Aside from Microsoft, other global technology companies such as Amazon and Oracle have also set up data centres in the UAE to support the country's technological push.
The cloud has been a critical factor in allowing many sectors — from education to payments and financial services to retail — to continue to operate.
Naim Yazbeck, general manager of Microsoft UAE
Microsoft, its partners and customers are expected to add more than 97,000 jobs to the UAE economy, either through direct employment or through the indirect generation of jobs in other organisations, the study said.
This will include an estimated 29,000 IT jobs, “highlighting the ongoing need for collaboration between public and private entities on skilling programmes to ensure that qualified professionals are on hand to assume these roles”, it said.
Microsoft's cloud customers and partners in the UAE include the Abu Dhabi Digital Authority, the Ministry of Education, First Abu Dhabi Bank, Mashreq Bank, DP World, Dubai International Airport and Majid Al Futtaim Retail.

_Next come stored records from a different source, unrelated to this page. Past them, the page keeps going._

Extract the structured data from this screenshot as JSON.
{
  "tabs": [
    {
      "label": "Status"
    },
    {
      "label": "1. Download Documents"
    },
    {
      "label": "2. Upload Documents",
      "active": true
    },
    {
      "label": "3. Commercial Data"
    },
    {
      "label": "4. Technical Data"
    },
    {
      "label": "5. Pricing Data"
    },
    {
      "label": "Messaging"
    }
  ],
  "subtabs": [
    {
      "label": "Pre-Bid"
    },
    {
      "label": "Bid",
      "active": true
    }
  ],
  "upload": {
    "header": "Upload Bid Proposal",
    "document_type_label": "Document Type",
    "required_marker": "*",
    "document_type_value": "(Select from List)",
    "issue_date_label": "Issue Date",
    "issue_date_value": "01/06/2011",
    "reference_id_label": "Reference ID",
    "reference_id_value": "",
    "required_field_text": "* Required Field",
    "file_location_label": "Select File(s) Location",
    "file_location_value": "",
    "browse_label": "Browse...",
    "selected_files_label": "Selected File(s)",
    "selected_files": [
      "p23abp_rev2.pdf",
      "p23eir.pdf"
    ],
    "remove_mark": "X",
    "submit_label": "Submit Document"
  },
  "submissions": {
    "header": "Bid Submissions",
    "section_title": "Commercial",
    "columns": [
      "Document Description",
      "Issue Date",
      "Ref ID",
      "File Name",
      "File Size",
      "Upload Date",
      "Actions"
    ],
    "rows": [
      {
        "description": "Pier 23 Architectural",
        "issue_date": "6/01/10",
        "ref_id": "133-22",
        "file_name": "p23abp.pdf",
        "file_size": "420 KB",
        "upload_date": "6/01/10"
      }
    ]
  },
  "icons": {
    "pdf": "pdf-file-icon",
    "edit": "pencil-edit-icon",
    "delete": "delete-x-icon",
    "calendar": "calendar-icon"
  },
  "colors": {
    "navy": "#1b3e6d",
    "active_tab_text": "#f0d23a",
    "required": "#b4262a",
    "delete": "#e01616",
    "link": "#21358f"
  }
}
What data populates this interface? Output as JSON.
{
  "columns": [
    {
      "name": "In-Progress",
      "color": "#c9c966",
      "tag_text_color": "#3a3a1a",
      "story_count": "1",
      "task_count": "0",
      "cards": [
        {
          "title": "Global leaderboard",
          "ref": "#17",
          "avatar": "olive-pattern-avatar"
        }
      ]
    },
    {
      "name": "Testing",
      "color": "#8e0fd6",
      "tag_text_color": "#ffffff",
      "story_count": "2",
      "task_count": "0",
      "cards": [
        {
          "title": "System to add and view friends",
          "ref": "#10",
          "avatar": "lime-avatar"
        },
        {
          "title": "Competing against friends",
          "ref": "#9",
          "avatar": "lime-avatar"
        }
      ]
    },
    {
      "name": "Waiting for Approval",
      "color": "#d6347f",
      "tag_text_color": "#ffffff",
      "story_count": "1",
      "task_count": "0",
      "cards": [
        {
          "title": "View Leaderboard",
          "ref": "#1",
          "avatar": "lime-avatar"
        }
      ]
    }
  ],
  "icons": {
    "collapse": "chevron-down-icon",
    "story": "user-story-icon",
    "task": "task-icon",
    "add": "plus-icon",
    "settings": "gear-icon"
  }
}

More than two thirds of the jobs created by Microsoft's cloud business in the UAE will directly deal with the technology itself, while the rest will be at the end-user level, which highlights the need to boost the skills of users, Mr Yazbeck said.
“The challenge is the availability of skills. We are focusing, with the government, on skilling the workforce. You need more skills at a high pace,” he said.
“In specific highly regulated industries, we are looking if there is a way to partner with them so they can leverage the advantages of the cloud.”